Okay so! Here are the points that Pompey is making to his men:
- They’re the ones who wanted to fight, not him. If they fuck up, it’s their fault because they’re not letting him be the general. A bit of a passive-aggressive statement there 😛
- Because they’re forcing this fight, don’t fuck it up. They’re twice the size of the enemy, they’re well-rested, they’re well-fed, they’re young, while Caesar’s men are tired, hungry, and old(er).
- Here’s one that sounds like the movies. “FREEDOM. FUCK YEAH.” No, seriously, that’s what he’s saying.
- You beat em once, let’s do it again!
….Okay, enough with that. On to Caesar! 😀
Caesar addressed his men as follows:
“My friends, we have already overcome our most formidable enemies, and are now about to encounter not hunger and want, but men. This day will decide everything. Remember what you promised me at Dyrrhachium. Remember how you swore to each other in my presence that you would never leave the field except as conquerors. These men, fellow soldiers, are the same that we met at the Pillars of Hercules, the same that we drove out of Italy. They are the same who sought to disband us without honors, without a triumph, without rewards, after the toils and struggles of ten years, after we had finished those great wars, after innumerable victories, and after we had added 400 nations in Spain, Gaul, and Britain to our country’s sway. I have not been able to prevail upon them by offering fair terms, nor to win them by benefits. You know that I dismissed them unharmed, hoping that we should obtain justice from them. Recall all these facts to your minds to-day, and if you have had any experience of me recall also my care for you, my good faith, and the generosity of my gifts to you.
Nor is it difficult for hardy and veteran soldiers to overcome new recruits who are without experience in war, and who, moreover, like boys, spurn the rules of discipline and of obedience to their commander. I learned that he was afraid and unwilling to come to an engagement. His star has already passed its zenith; he has become slow and hesitating in all his acts, and no longer commands, but obeys the orders of others. I say these things of his Italian forces only. As for his allies, do not think about them, pay no attention to them, do not fight with them at all. They are Syrian, Phrygian, and Lydian slaves, always ready for flight or servitude. I know very well, and you will presently see, that Pompey himself will not assign them any place in his line of battle. Give your attention to the Italians only, even though these allies are running around you like dogs trying to frighten you. When you have put the enemy to flight let us spare the Italians as being our own kindred, but slaughter the allies in order to strike terror into the others. Before all else, in order that I might know that you are mindful of your promise to choose victory or death, throw down the walls of your camp as you go out to battle and fill up the ditch, so that we may have no place of refuge if we do not conquer, and so that the enemy may see that we have no camp and know that we are compelled to occupy theirs.”

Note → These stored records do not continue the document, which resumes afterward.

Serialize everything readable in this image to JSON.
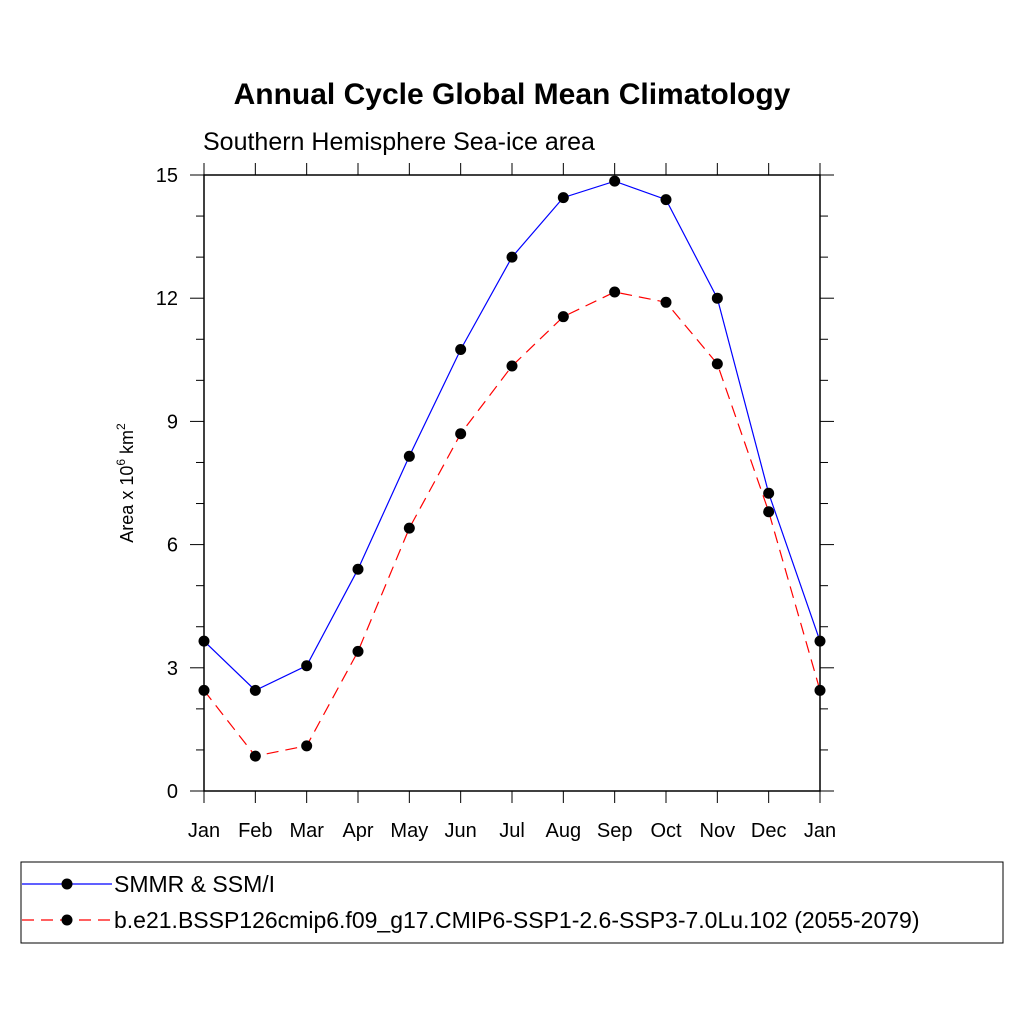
{
  "chart_data": {
    "type": "line",
    "title": "Annual Cycle Global Mean Climatology",
    "subtitle": "Southern Hemisphere Sea-ice area",
    "ylabel": {
      "base": "Area x 10",
      "exp": "6",
      "unit": " km",
      "unit_exp": "2"
    },
    "xlabel": "",
    "categories": [
      "Jan",
      "Feb",
      "Mar",
      "Apr",
      "May",
      "Jun",
      "Jul",
      "Aug",
      "Sep",
      "Oct",
      "Nov",
      "Dec",
      "Jan"
    ],
    "ylim": [
      0,
      15
    ],
    "yticks": [
      "0",
      "3",
      "6",
      "9",
      "12",
      "15"
    ],
    "grid": false,
    "legend_placement": "bottom",
    "series": [
      {
        "name": "SMMR & SSM/I",
        "color": "#0000ff",
        "dash": "solid",
        "values": [
          3.65,
          2.45,
          3.05,
          5.4,
          8.15,
          10.75,
          13.0,
          14.45,
          14.85,
          14.4,
          12.0,
          7.25,
          3.65
        ]
      },
      {
        "name": "b.e21.BSSP126cmip6.f09_g17.CMIP6-SSP1-2.6-SSP3-7.0Lu.102 (2055-2079)",
        "color": "#ff0000",
        "dash": "dashed",
        "values": [
          2.45,
          0.85,
          1.1,
          3.4,
          6.4,
          8.7,
          10.35,
          11.55,
          12.15,
          11.9,
          10.4,
          6.8,
          2.45
        ]
      }
    ]
  }
}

Phew. Caesar was long winded as FUCK. Lemme summarize below.
- First two words. “My friends.” That just shows HOW good he is with his men. He never EVER referred to his soldiers as anything but “comrades” or “friends.” That’s an awesome general right there. Anyways.
- You guys have already beaten the real enemies of being starved. Those guys out there are just cleanup duty.
- You guys promised me after you ran away that you would never do that again. You promised EACH OTHER that.
- We’ve beaten these guys back time and time again.
- The guys in charge of this army are the same ones who’ve tried to say that you guys are worthless, even after you spent ten years fighting for Rome. Kick them in the nuts.
- I let these guys go because I loved Rome. They’re fighting against me now. What assholes.
- I LOVE YOU GUYS <3333 (Yea, he seriously says that.)
- You guys’ve got this. Those kids over there are undisciplined idiots while you’re a buncha badasses.
- Pompey’s a pussy.
- It’s only the Italians you have to worry about. The rest of them are worthless.
- Victory or death! Break down the camp so it really IS victory or death.
Cool, huh? Needless to say, Caesar won the battle.